I think D&D's dominance has more to do with the trappings of the game's design than it has to do with the fantasy genre.
In D&D you have character classes that provide players with fairly clear-cut roles--warrior, healer, nuker, expert, and so forth. Note that there's no real attempt to be faithful to the fantasy genre here: it's not like Tolkein, Moorcock, Howard, or Leiber ever wrote about such a mix of diverse characters banding together and raiding dragon lairs for loot. But it works as part of a game, allowing even groups of strangers to quickly throw together a party and start killing baddies and amassing treasure.
In D&D, magic keeps the game moving. If you get hurt, you can be cured. If you get killed, you can be raised. If you need to know something, it can be augured, divined, or communed. If you need to get somewhere quickly, you can be teleported. There's a way to fix anything that might sideline a player or stop the action. Again, this isn't really true to the genre. In the majority of fantasy fiction, death is actually a major inconvenience with some long-lasting ramifications (paticularly for the individual who died). But it works as part of the game, and keeps the party rolling forward, killing baddies and amassing treasure.

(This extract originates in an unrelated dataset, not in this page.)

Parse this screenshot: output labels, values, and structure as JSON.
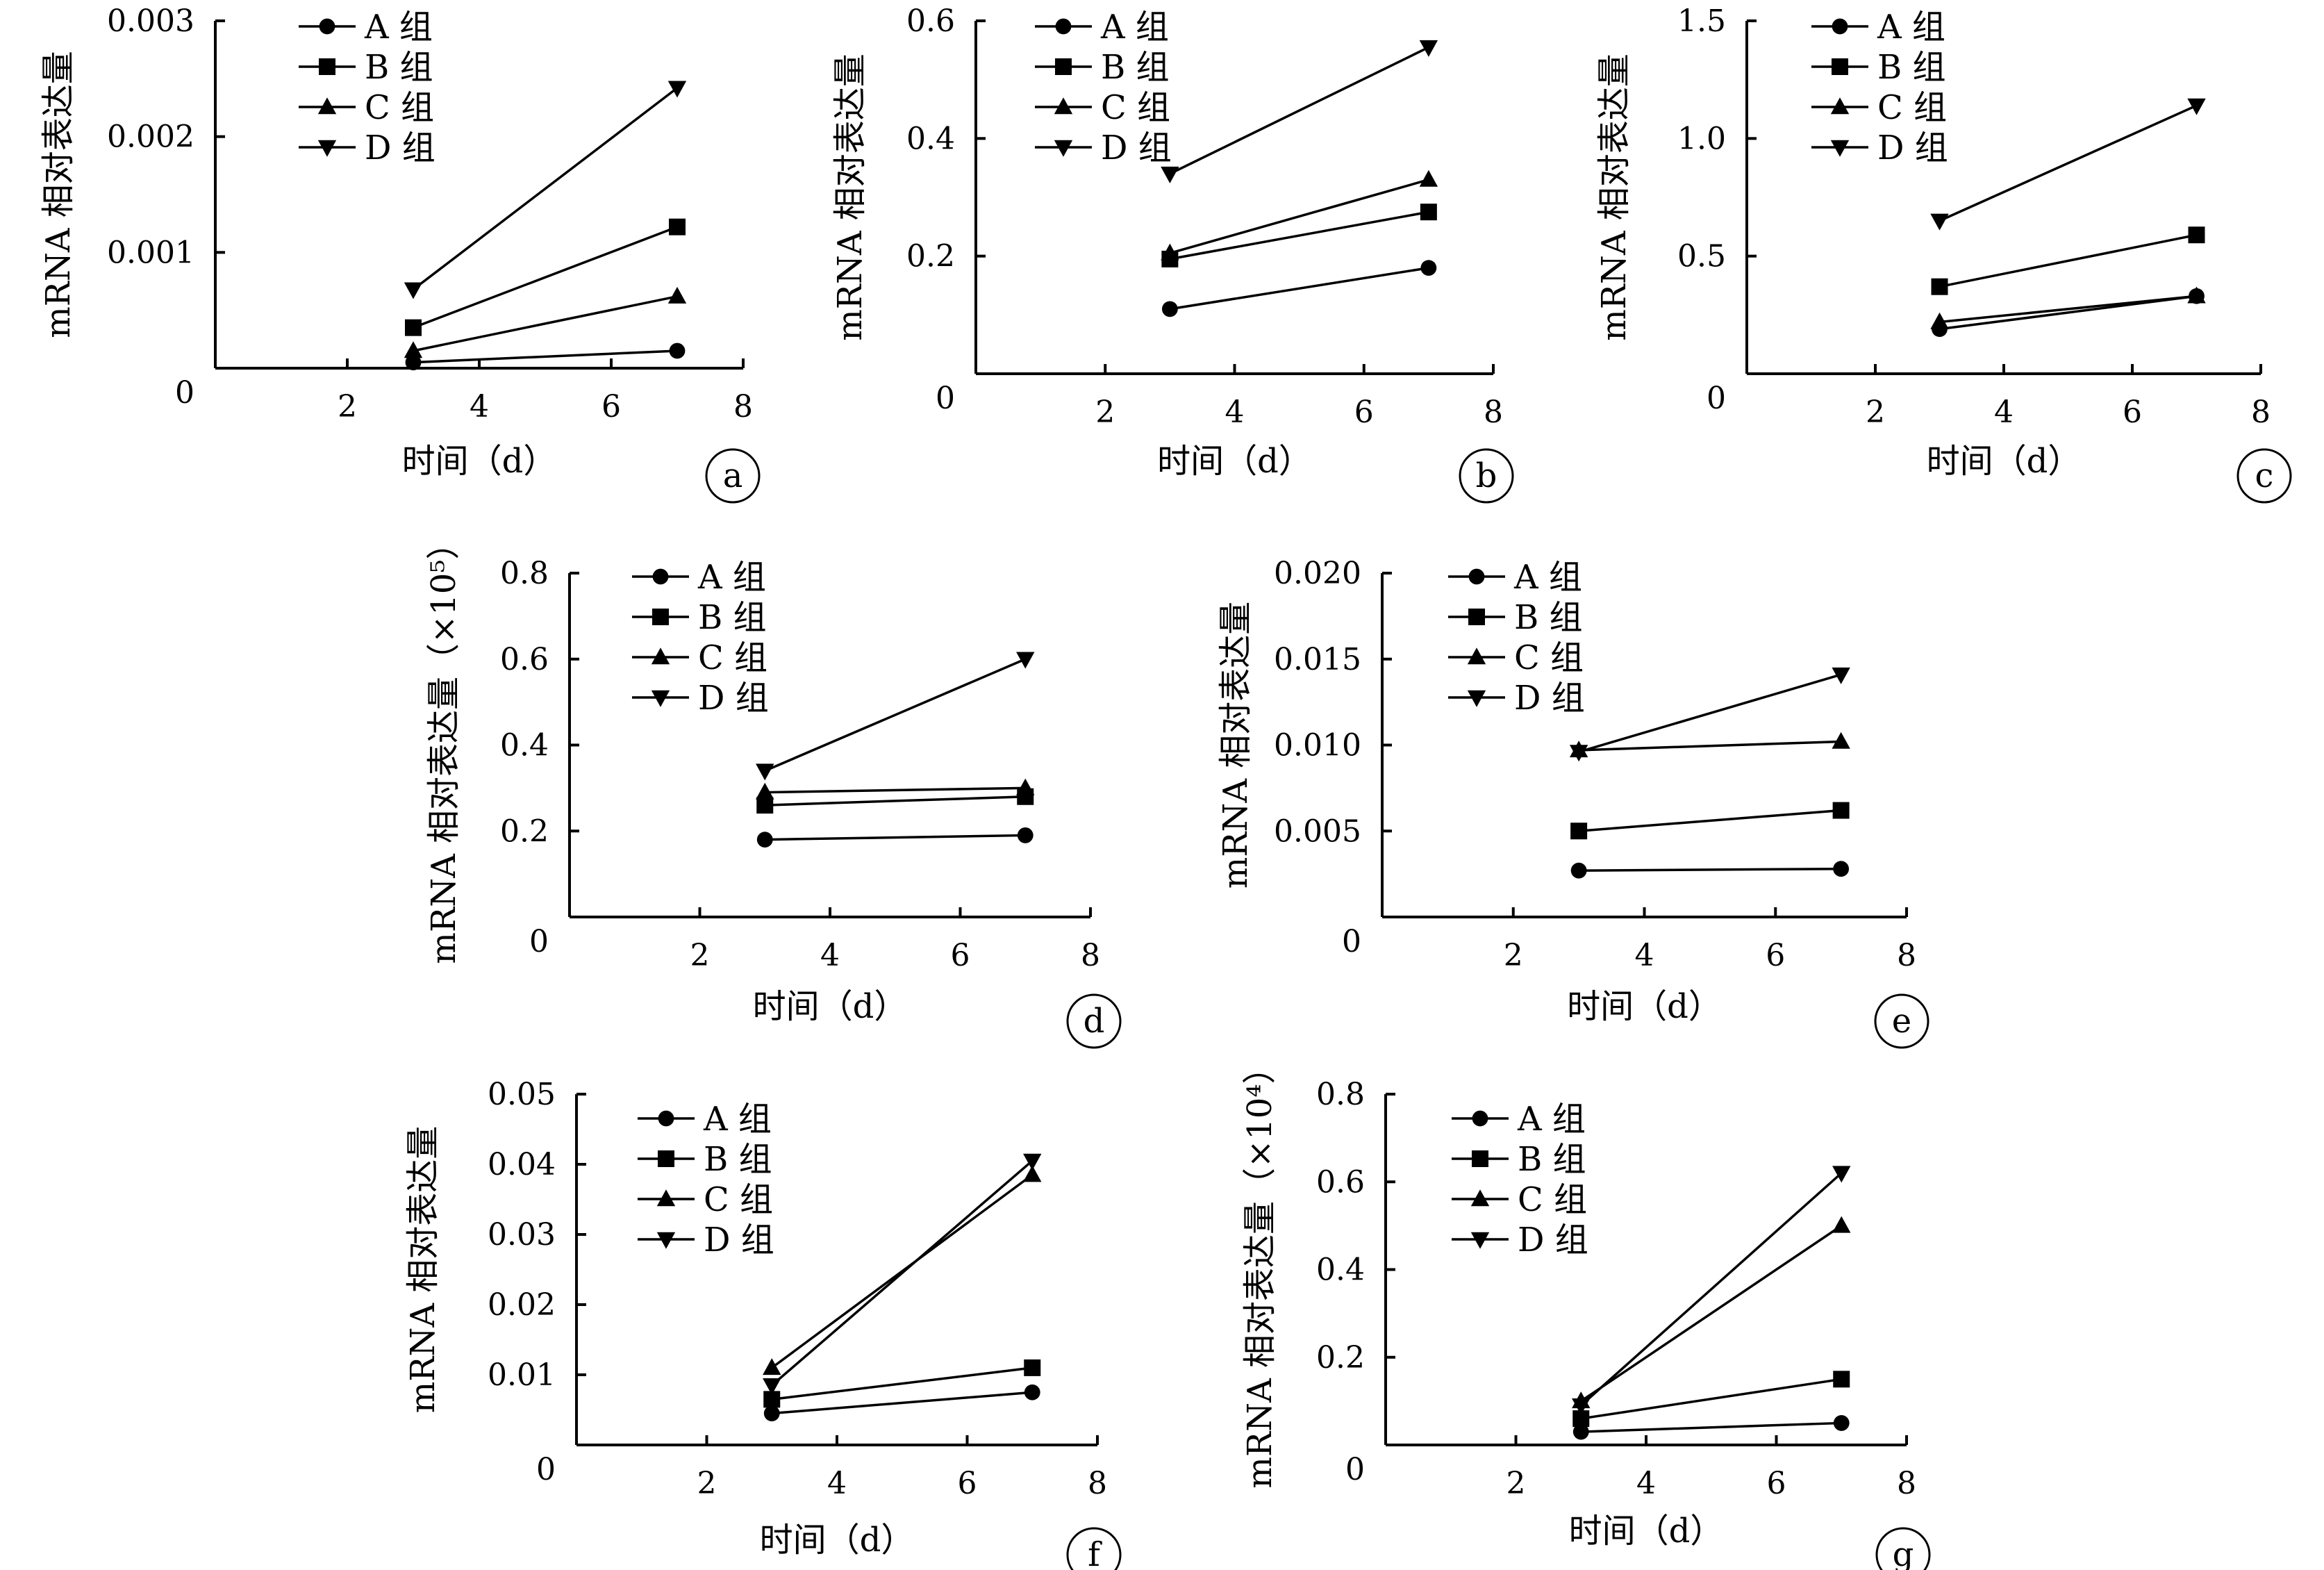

I could go on, but the point is that it is D&D (and by extension, d20) that's popular, not fantasy. Plenty of fantasy games that tried to be more faithful to the genre (or at least some subset of the genre) have gone down the tubes. D&D provides a simple, efficient formula for assigning roles to individuals and objectives to the group. It's not perfect, but it's expedient and that's ultimately what makes it work.